ECE2022 Eposter Presentations Pituitary and Neuroendocrinology (211 abstracts)
1Carol Davila University of Medicine and Pharmacy, Endocrinology Department, Bucharest, Romania; 2Elias University Emergency Hospital, Endocrinology Department, Bucharest, Romania
Introduction: Remission after transsphenoidal surgery in patients with acromegaly is confirmed by biochemical assays of growth hormone (GH) and insulin-like growth factor-1 (IGF-1). Although their levels are usually closely correlated, discordant results of these tests have been noted, making the follow-up of acromegaly patients particularly challenging.

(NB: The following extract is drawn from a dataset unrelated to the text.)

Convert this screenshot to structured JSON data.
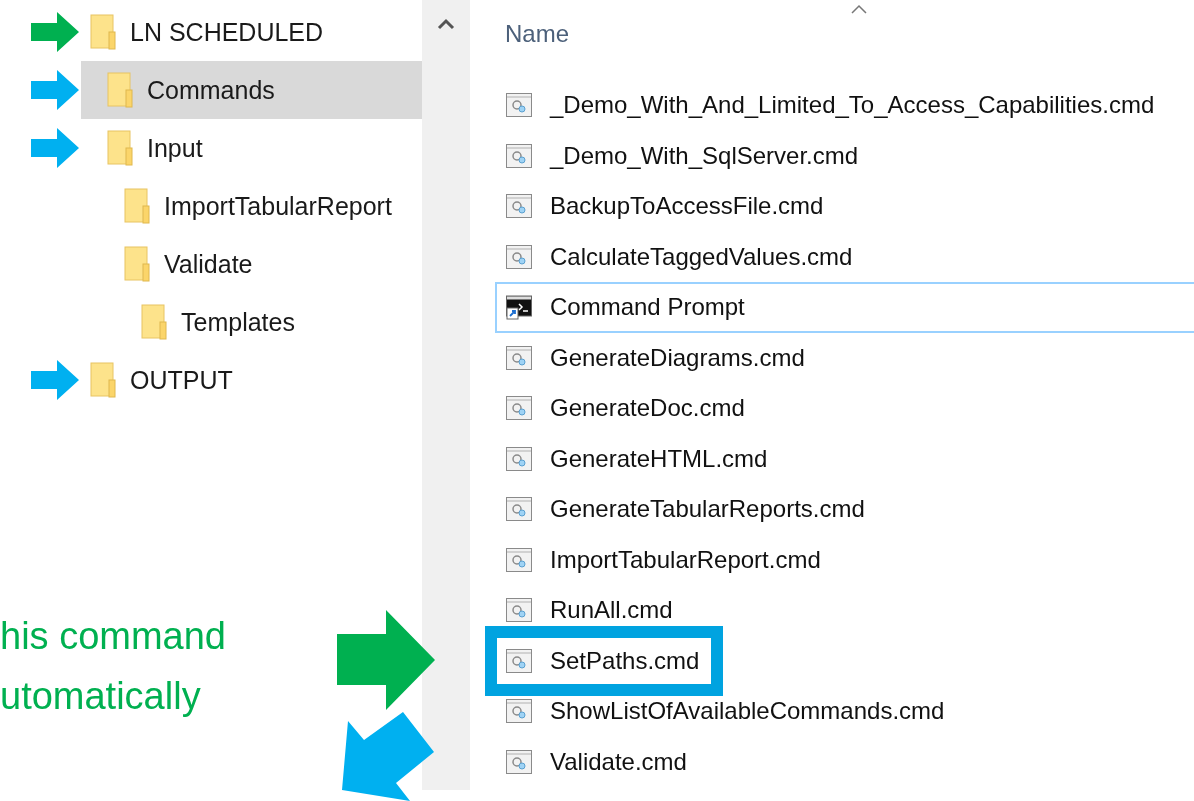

Case report: We present the case of a 35 year old female diagnosed with acromegaly at the age of 32 years. At the time of diagnosis a 20.9 x 17 x 16 mm macroadenoma was found on pituitary MRI. IGF-1 was 408 ng/ml (normal age and sex-matched values 115-307), serum nadir GH during a 75 g oral glucose tolerance test (OGTT) was 5.61 ng/ml and prolactin levels were 51.92 ng/ml (normal values <26.53). She underwent endoscopic transsphenoidal surgery, with immunohistochemistry analysis revealing a mixed somatotroph-lactotroph pituitary adenoma, with a Ki 67 index of 6%. Analysis of GPR101 and AIP genes mutations was negative. She developed transient postoperative SIADH with hyponatermia (sodium values of 118 mEq/l). Postoperative evaluation 3 months after surgery showed no tumor remnant on pituitary MRI, normal IGF-1 [257 pg/ml (normal age and sex-matched values 115-307)], but a lack of inhibition of GH after OGTT (nadir values of 0.733 ng/ml). At this moment the chosen approach was biochemical evaluation every 6 months and annual pituitary MRI. For the next two and a half years the patient had the same biochemical profile of normal IGF-1 but unsuppressed GH during OGTT and no tumor remnant visible on MRI. However, at the last evaluation in January 2022 we found elevated levels of IGF-1 (341.3 ng/ml, 1.23 x upper limit of normal), serum nadir GH during OGTT of 2.55 ng/ml and no changes on pituitary MRI. Taking into account the marginally elevated IGF-1 and the patients desire to undergo an in-vitro fertilization procedure in the near future, we opted for initiation of therapy with cabergoline until pregnancy is obtained and we are considering referring the patient for a 11C-methionine PET/CT for accurate localization of a potential residual/recurrent pituitary adenoma.
Conclusions: Management of surgically treated acromegaly patients with discordant GH and IGF-1 values is a challenge. Close biochemical evaluation is needed and an individualized approach is warranted, but further studies are needed to asses the risk of disease recurrence and the impact on the patients quality of life.